The stain on the window pane had been irking her since morning. When her pleas to wash it off fell on Rakesh’s deaf ears, she dragged out the creaky ladder from the store room and got down to the task herself. Her warm breath turned the glass misty and several visages appeared in the fine droplets – a hurting mother, a neglected friend, an absent father. Memories that she had carefully closeted away were unleashed along with the dust from the store room.

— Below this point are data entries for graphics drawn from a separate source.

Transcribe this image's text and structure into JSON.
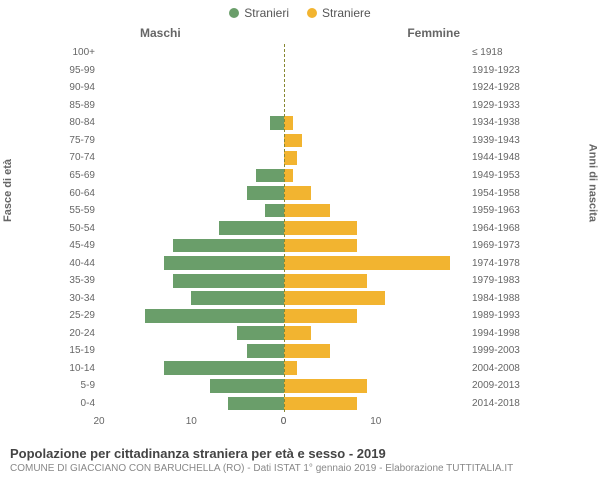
{
  "legend": {
    "male": {
      "label": "Stranieri",
      "color": "#6a9e6a"
    },
    "female": {
      "label": "Straniere",
      "color": "#f2b430"
    }
  },
  "header": {
    "male_label": "Maschi",
    "female_label": "Femmine"
  },
  "axes": {
    "left_title": "Fasce di età",
    "right_title": "Anni di nascita",
    "x_max": 20,
    "x_ticks_left": [
      20,
      10,
      0
    ],
    "x_ticks_right": [
      0,
      10
    ]
  },
  "styling": {
    "background": "#ffffff",
    "center_line_color": "#888833",
    "grid_color": "#eeeeee",
    "label_color": "#666666",
    "bar_height_pct": 78
  },
  "rows": [
    {
      "age": "100+",
      "year": "≤ 1918",
      "m": 0,
      "f": 0
    },
    {
      "age": "95-99",
      "year": "1919-1923",
      "m": 0,
      "f": 0
    },
    {
      "age": "90-94",
      "year": "1924-1928",
      "m": 0,
      "f": 0
    },
    {
      "age": "85-89",
      "year": "1929-1933",
      "m": 0,
      "f": 0
    },
    {
      "age": "80-84",
      "year": "1934-1938",
      "m": 1.5,
      "f": 1
    },
    {
      "age": "75-79",
      "year": "1939-1943",
      "m": 0,
      "f": 2
    },
    {
      "age": "70-74",
      "year": "1944-1948",
      "m": 0,
      "f": 1.5
    },
    {
      "age": "65-69",
      "year": "1949-1953",
      "m": 3,
      "f": 1
    },
    {
      "age": "60-64",
      "year": "1954-1958",
      "m": 4,
      "f": 3
    },
    {
      "age": "55-59",
      "year": "1959-1963",
      "m": 2,
      "f": 5
    },
    {
      "age": "50-54",
      "year": "1964-1968",
      "m": 7,
      "f": 8
    },
    {
      "age": "45-49",
      "year": "1969-1973",
      "m": 12,
      "f": 8
    },
    {
      "age": "40-44",
      "year": "1974-1978",
      "m": 13,
      "f": 18
    },
    {
      "age": "35-39",
      "year": "1979-1983",
      "m": 12,
      "f": 9
    },
    {
      "age": "30-34",
      "year": "1984-1988",
      "m": 10,
      "f": 11
    },
    {
      "age": "25-29",
      "year": "1989-1993",
      "m": 15,
      "f": 8
    },
    {
      "age": "20-24",
      "year": "1994-1998",
      "m": 5,
      "f": 3
    },
    {
      "age": "15-19",
      "year": "1999-2003",
      "m": 4,
      "f": 5
    },
    {
      "age": "10-14",
      "year": "2004-2008",
      "m": 13,
      "f": 1.5
    },
    {
      "age": "5-9",
      "year": "2009-2013",
      "m": 8,
      "f": 9
    },
    {
      "age": "0-4",
      "year": "2014-2018",
      "m": 6,
      "f": 8
    }
  ],
  "footer": {
    "title": "Popolazione per cittadinanza straniera per età e sesso - 2019",
    "subtitle": "COMUNE DI GIACCIANO CON BARUCHELLA (RO) - Dati ISTAT 1° gennaio 2019 - Elaborazione TUTTITALIA.IT"
  }
}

She could see her living room through the now spotless glass but her faint reflection was also visible, just like the ghost of her present self that sauntered aimlessly through the lanes of an imperfect past. She took shelter in one of the rare happy memories from childhood, the comfort of her grandmother’s lap and the pleasant scent of the Parijat flowers.
Grandma had taught her how to arrange the orange and white blossoms into the beautiful patterns of a Rangoli. Even at that tender age, she had experienced a unique sense of content in providing a purpose to these fallen flowers that were discarded by their parent.
As she flipped through the chapters of her untold history, she was jolted back to reality by the pink gloom that had settled over the sky. It would soon be time for Rakesh’s dinner. She chuckled at the irony of her worries regarding her cook’s eating schedule. The clanging of the utensils assured her that Rakesh was on time for a change. But what about the time that was slipping away while she fretted over the upkeep of a house that was seldom occupied by someone other than her dejected self?
A sense of determination overtook her and she decided to ignore the smell of burnt milk that was wafting from the kitchen. Without a look at the mirror, she stepped out into the white noise of the city. Today was different, amidst the clutter and chaos, there was a distinct whiff of something inviting. She followed it with intrigue to the corner of the block, where stood a Parijat tree, with hundreds of unnoticed blooms lying crushed at its feet.
Perhaps it was again time to give meaning to some shattered dreams.